L’Afrique face au piège de la dépendance… et l’urgence de saisir sa chance
Mais profiter de la bataille technologique autour de l’IA comporte aussi des risques. DeepSeek, comme plusieurs autres outils numériques avant elle, pourrait devenir un cheval de Troie : des millions d’utilisateurs africains dépendant d’algorithmes contrôlés depuis Pékin, formés sur des données aspirées localement sans contrepartie. Les États-Unis, de leur côté, ripostent en durcissant leurs alliances technologiques. Dans ce contexte, l’Afrique doit éviter de devenir un champ de bataille passif. Les données sont les nouvelles ressources précieuses de l’ère numérique. L’entraînement des modèles d’IA se fait à travers une grande variété de données que produit déjà l’Afrique en grande quantité : livres, articles, conversations, tweets, transactions financières, données médicales, données sociales et comportementales, données scientifiques et techniques, etc. Il faut négocier judicieusement l’usage de toute cette matière première.
Une approche ? Profiter de la rivalité pour négocier des partenariats équilibrés. La Chine a besoin de données diversifiées pour entraîner ses IA, les États-Unis de relais d’influence. L’Afrique pourrait monnayer son accès aux marchés émergents contre des investissements dans des centres de recherche locaux, des infrastructures cloud souveraines ou des transferts de compétences. Des pays comme le Nigeria, le Kenya, ou l’Afrique du Sud ont déjà les hubs tech pour impulser cette dynamique.
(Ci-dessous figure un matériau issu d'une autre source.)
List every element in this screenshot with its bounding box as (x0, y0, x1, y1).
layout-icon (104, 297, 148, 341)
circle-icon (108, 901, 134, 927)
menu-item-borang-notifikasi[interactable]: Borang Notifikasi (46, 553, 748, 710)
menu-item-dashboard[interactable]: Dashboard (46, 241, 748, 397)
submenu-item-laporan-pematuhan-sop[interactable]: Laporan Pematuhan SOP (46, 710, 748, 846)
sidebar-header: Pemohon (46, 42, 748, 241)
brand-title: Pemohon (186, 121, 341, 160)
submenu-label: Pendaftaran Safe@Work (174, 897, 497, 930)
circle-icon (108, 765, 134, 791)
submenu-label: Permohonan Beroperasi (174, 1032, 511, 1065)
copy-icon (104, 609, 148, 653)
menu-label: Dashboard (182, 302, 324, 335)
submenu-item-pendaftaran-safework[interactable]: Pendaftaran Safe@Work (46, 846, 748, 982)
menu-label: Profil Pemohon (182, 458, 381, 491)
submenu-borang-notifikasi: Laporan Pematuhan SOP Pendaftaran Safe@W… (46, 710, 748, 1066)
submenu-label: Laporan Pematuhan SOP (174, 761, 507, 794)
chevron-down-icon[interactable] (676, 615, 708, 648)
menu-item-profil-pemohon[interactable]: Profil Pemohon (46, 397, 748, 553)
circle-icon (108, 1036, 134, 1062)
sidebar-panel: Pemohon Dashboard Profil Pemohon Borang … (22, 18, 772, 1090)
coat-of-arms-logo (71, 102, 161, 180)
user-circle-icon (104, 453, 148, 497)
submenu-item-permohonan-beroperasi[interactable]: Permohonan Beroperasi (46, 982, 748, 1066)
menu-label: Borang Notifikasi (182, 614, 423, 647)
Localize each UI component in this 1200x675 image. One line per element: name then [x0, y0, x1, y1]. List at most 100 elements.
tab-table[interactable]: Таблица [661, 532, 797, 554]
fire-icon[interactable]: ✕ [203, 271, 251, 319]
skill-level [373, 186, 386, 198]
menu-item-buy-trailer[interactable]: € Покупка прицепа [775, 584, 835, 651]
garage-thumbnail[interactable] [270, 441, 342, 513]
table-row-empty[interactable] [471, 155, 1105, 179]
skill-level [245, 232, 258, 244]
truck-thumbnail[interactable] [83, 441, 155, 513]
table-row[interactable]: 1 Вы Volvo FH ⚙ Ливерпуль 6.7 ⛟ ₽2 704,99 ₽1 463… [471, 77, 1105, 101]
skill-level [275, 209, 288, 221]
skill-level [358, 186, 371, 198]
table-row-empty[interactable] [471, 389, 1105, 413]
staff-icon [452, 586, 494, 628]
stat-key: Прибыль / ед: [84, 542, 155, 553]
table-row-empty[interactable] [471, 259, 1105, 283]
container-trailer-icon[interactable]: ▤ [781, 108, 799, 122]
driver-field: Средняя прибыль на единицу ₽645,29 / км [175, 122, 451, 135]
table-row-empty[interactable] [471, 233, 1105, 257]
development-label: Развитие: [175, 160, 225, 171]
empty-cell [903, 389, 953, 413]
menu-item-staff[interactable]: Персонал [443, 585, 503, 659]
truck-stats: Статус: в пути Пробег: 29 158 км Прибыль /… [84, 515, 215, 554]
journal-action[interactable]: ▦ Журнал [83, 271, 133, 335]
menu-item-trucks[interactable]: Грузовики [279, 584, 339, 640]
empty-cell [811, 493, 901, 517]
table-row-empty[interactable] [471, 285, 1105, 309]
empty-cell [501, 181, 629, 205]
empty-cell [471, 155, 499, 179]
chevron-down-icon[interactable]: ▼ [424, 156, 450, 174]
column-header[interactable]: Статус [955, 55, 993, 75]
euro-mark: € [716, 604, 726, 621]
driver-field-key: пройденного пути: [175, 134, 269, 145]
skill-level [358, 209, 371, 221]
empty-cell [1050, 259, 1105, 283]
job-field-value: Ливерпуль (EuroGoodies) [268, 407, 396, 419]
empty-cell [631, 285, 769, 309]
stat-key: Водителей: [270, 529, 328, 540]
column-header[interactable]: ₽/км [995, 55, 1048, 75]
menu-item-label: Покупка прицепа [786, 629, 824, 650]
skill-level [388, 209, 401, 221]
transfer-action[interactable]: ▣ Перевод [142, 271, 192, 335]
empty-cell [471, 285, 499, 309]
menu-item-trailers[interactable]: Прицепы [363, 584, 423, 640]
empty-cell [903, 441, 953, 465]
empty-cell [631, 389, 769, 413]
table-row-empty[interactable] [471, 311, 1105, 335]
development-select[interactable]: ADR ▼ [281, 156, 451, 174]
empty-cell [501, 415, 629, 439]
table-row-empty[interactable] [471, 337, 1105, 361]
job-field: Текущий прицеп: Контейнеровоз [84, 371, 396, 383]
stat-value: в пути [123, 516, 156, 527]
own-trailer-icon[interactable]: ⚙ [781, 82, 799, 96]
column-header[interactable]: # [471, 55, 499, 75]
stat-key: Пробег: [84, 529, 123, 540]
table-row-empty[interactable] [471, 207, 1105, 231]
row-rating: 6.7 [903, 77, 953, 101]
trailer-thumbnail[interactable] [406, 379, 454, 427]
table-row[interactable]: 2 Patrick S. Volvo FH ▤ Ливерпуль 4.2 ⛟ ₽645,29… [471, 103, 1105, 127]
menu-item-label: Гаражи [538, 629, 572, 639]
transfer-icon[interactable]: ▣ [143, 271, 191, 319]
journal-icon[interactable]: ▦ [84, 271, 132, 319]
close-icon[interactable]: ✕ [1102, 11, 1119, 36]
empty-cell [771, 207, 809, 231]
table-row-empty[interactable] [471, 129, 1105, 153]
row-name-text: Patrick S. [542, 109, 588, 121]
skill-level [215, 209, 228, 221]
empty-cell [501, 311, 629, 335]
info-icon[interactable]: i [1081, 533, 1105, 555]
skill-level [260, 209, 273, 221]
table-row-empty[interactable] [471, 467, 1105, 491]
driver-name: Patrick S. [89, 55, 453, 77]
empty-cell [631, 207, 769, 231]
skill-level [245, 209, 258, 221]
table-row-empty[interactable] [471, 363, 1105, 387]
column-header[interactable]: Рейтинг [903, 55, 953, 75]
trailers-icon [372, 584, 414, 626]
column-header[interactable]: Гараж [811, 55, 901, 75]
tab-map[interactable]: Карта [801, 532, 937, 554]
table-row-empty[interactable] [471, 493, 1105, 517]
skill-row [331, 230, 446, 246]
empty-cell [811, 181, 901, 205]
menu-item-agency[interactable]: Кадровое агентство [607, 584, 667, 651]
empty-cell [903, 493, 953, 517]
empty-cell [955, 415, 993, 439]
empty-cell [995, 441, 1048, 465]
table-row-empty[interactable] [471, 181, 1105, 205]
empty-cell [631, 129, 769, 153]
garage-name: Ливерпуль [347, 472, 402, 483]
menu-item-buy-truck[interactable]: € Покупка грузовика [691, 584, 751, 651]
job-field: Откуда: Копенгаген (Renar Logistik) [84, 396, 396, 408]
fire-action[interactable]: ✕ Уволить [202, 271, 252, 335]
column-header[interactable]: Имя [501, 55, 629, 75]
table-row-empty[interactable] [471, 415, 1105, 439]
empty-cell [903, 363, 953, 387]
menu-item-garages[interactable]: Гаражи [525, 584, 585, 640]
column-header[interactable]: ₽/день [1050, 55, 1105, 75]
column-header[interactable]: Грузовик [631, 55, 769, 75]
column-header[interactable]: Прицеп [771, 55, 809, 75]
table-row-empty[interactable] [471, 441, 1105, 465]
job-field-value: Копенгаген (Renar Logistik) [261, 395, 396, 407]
Mais pour garantir cette négociation et se prémunir des risques de pillages, l’Afrique doit mieux protéger ses données. Aujourd’hui, une trentaine de pays dispose d’une loi sur la protection des données à caractère personnel et d’une commission de contrôle dédiée. Mais ces organisations souffrent cependant du manque d’expertise technique et des moyens technologiques adéquats pour travailler efficacement. La Convention de l’Union africaine sur la cybersécurité et la protection des données personnelles de 2014, règlement commun pour faire face aux questions d’utilisation illégale des données africaines, n’est jusqu’à présent ratifiée que par une quinzaine de pays sur 55. En Europe, les multiples restrictions et sanctions financières à l’encontre de Meta, X, Google et bien d’autres, survenues au cours des sept dernières années, sont le fruit de l’efficacité du Règlement général sur la protection des données (RGPD).
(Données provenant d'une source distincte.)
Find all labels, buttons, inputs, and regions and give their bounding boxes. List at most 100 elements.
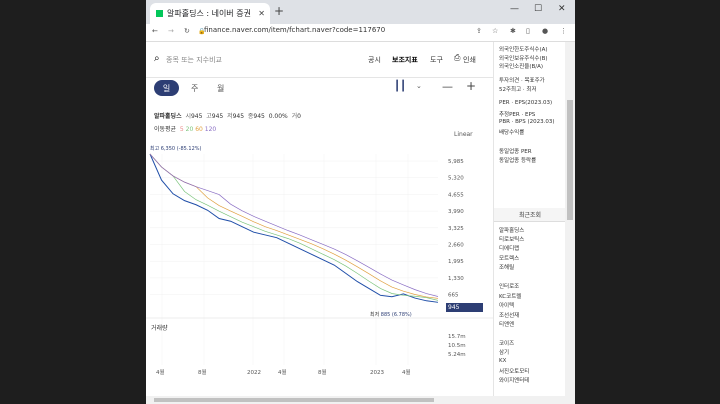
stock-name: 알파홀딩스 bbox=[154, 113, 182, 120]
ma-20: 20 bbox=[185, 126, 194, 133]
info-row: 투자의견 · 목표주가 bbox=[499, 78, 545, 84]
y-tick-label: 4,655 bbox=[448, 192, 464, 198]
price-chart[interactable]: 5,985 5,320 4,655 3,990 3,325 2,660 1,995 1,330… bbox=[146, 150, 493, 400]
address-bar: ← → ↻ 🔒 finance.naver.com/item/fchart.na… bbox=[146, 24, 575, 42]
ma-line bbox=[149, 153, 439, 301]
recent-item[interactable]: 아이텍 bbox=[499, 301, 514, 309]
info-row: 추정PER · EPS bbox=[499, 112, 536, 118]
ma-line bbox=[149, 153, 439, 297]
volume-value: 0 bbox=[297, 113, 301, 120]
recent-header: 최근조회 bbox=[494, 208, 565, 222]
horizontal-scrollbar-thumb[interactable] bbox=[154, 398, 434, 402]
forward-icon[interactable]: → bbox=[168, 27, 174, 35]
tools-button[interactable]: 도구 bbox=[430, 55, 443, 65]
ma-5: 5 bbox=[179, 126, 184, 133]
x-tick-label: 4월 bbox=[402, 368, 411, 376]
ma-legend: 이동평균 5 20 60 120 bbox=[154, 124, 216, 133]
recent-item[interactable]: 조선선재 bbox=[499, 311, 519, 319]
volume-tick-label: 5.24m bbox=[448, 352, 466, 358]
extensions-icon[interactable]: ✱ bbox=[510, 27, 516, 35]
recent-item[interactable]: 티로보틱스 bbox=[499, 235, 524, 243]
info-row: 외국인보유주식수(B) bbox=[499, 56, 548, 62]
open-value: 945 bbox=[190, 113, 203, 120]
period-day-tab[interactable]: 일 bbox=[154, 80, 179, 96]
info-row: 배당수익률 bbox=[499, 130, 525, 136]
naver-favicon-icon bbox=[156, 10, 163, 17]
scale-select[interactable]: Linear bbox=[454, 131, 473, 138]
recent-item[interactable]: 인터로조 bbox=[499, 282, 519, 290]
info-row: 52주최고 · 최저 bbox=[499, 87, 537, 93]
y-tick-label: 2,660 bbox=[448, 243, 464, 249]
print-icon[interactable]: ⎙ bbox=[454, 53, 460, 63]
share-icon[interactable]: ⇪ bbox=[476, 27, 482, 35]
info-row: PBR · BPS (2023.03) bbox=[499, 119, 555, 125]
close-tab-icon[interactable]: ✕ bbox=[258, 9, 265, 18]
minimize-button[interactable]: — bbox=[510, 4, 519, 14]
low-annotation-label: 최저 bbox=[370, 312, 380, 318]
menu-icon[interactable]: ⋮ bbox=[560, 27, 567, 35]
tab-naver-finance[interactable]: 알파홀딩스 : 네이버 증권 ✕ bbox=[150, 3, 270, 24]
x-tick-label: 2023 bbox=[370, 370, 384, 376]
search-input[interactable]: 종목 또는 지수비교 bbox=[166, 55, 222, 65]
x-tick-label: 8월 bbox=[318, 368, 327, 376]
low-value: 945 bbox=[232, 113, 245, 120]
back-icon[interactable]: ← bbox=[152, 27, 158, 35]
x-tick-label: 8월 bbox=[198, 368, 207, 376]
recent-item[interactable]: 티앤엔 bbox=[499, 320, 514, 328]
info-row: 외국인한도주식수(A) bbox=[499, 47, 548, 53]
volume-title: 거래량 bbox=[151, 325, 168, 332]
price-badge: 945 bbox=[446, 303, 483, 312]
y-tick-label: 3,990 bbox=[448, 209, 464, 215]
zoom-out-button[interactable]: — bbox=[442, 80, 453, 93]
y-tick-label: 1,995 bbox=[448, 259, 464, 265]
low-annotation-value: 885 (6.78%) bbox=[380, 312, 412, 318]
recent-item[interactable]: 모트렉스 bbox=[499, 254, 519, 262]
y-tick-label: 1,330 bbox=[448, 276, 464, 282]
search-icon[interactable]: ⌕ bbox=[154, 53, 160, 64]
x-tick-label: 4월 bbox=[156, 368, 165, 376]
url-field[interactable]: finance.naver.com/item/fchart.naver?code… bbox=[204, 26, 385, 34]
stock-info-row: 알파홀딩스 시945 고945 저945 종945 0.00% 거0 bbox=[154, 111, 301, 120]
browser-window: 알파홀딩스 : 네이버 증권 ✕ + — ☐ ✕ ← → ↻ 🔒 finance… bbox=[146, 0, 575, 404]
recent-item[interactable]: 조해릴 bbox=[499, 263, 514, 271]
candle-chart-icon[interactable]: ┃┃ bbox=[394, 81, 406, 92]
high-value: 945 bbox=[211, 113, 224, 120]
info-row: 동일업종 등락률 bbox=[499, 158, 537, 164]
recent-item[interactable]: KC코트렐 bbox=[499, 292, 521, 300]
y-tick-label: 5,320 bbox=[448, 176, 464, 182]
info-row: 동일업종 PER bbox=[499, 149, 532, 155]
y-tick-label: 5,985 bbox=[448, 159, 464, 165]
recent-item[interactable]: 서진오토모티 bbox=[499, 367, 529, 375]
period-month-tab[interactable]: 월 bbox=[217, 83, 224, 94]
search-bar: ⌕ 종목 또는 지수비교 공시 보조지표 도구 ⎙ 인쇄 bbox=[146, 42, 493, 78]
chevron-down-icon[interactable]: ⌄ bbox=[416, 82, 422, 90]
bookmark-star-icon[interactable]: ☆ bbox=[492, 27, 498, 35]
recent-item[interactable]: 와이지엔터테 bbox=[499, 376, 529, 384]
period-week-tab[interactable]: 주 bbox=[191, 83, 198, 94]
recent-item[interactable]: 디에디랩 bbox=[499, 244, 519, 252]
print-button[interactable]: 인쇄 bbox=[463, 55, 476, 65]
recent-item[interactable]: KX bbox=[499, 358, 506, 364]
recent-item[interactable]: 코이즈 bbox=[499, 339, 514, 347]
x-tick-label: 2022 bbox=[247, 370, 261, 376]
ma-label: 이동평균 bbox=[154, 126, 177, 133]
indicators-button[interactable]: 보조지표 bbox=[392, 55, 418, 65]
recent-item[interactable]: 삼기 bbox=[499, 348, 509, 356]
tab-title: 알파홀딩스 : 네이버 증권 bbox=[167, 9, 251, 18]
maximize-button[interactable]: ☐ bbox=[534, 4, 542, 14]
volume-tick-label: 10.5m bbox=[448, 343, 466, 349]
profile-avatar-icon[interactable]: ● bbox=[542, 27, 548, 35]
recent-item[interactable]: 알파홀딩스 bbox=[499, 226, 524, 234]
scrollbar-thumb[interactable] bbox=[567, 100, 573, 220]
close-window-button[interactable]: ✕ bbox=[558, 4, 566, 14]
disclosure-button[interactable]: 공시 bbox=[368, 55, 381, 65]
change-value: 0.00% bbox=[268, 113, 288, 120]
sidepanel-icon[interactable]: ▯ bbox=[526, 27, 530, 35]
low-annotation: 최저 885 (6.78%) bbox=[370, 311, 412, 318]
new-tab-button[interactable]: + bbox=[274, 4, 284, 18]
y-tick-label: 665 bbox=[448, 293, 459, 299]
zoom-in-button[interactable]: + bbox=[466, 79, 476, 93]
reload-icon[interactable]: ↻ bbox=[184, 27, 190, 35]
info-row: 외국인소진율(B/A) bbox=[499, 64, 544, 70]
x-tick-label: 4월 bbox=[278, 368, 287, 376]
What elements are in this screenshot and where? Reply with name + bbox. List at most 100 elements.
L’intelligence de la convergence
DeepSeek-r1 n’a pas seulement secoué l’Amérique. Elle a révélé que l’IA, trop cruciale pour être l’affaire de deux blocs, doit devenir un bien commun négocié à l’échelle mondiale. L’Afrique, si elle évite les pièges de la dépendance et de la fragmentation, pourrait incarner ce nouveau chapitre. En misant sur son capital humain, ses défis transformés en opportunités et sa neutralité stratégique, elle peut passer du statut de terrain de jeu à celui d’architecte de l’IA de demain. La course est lancée : celle qui opposait la Chine et les États-Unis vient de trouver un troisième coureur. Reste à savoir si le continent saura saisir l’opportunité.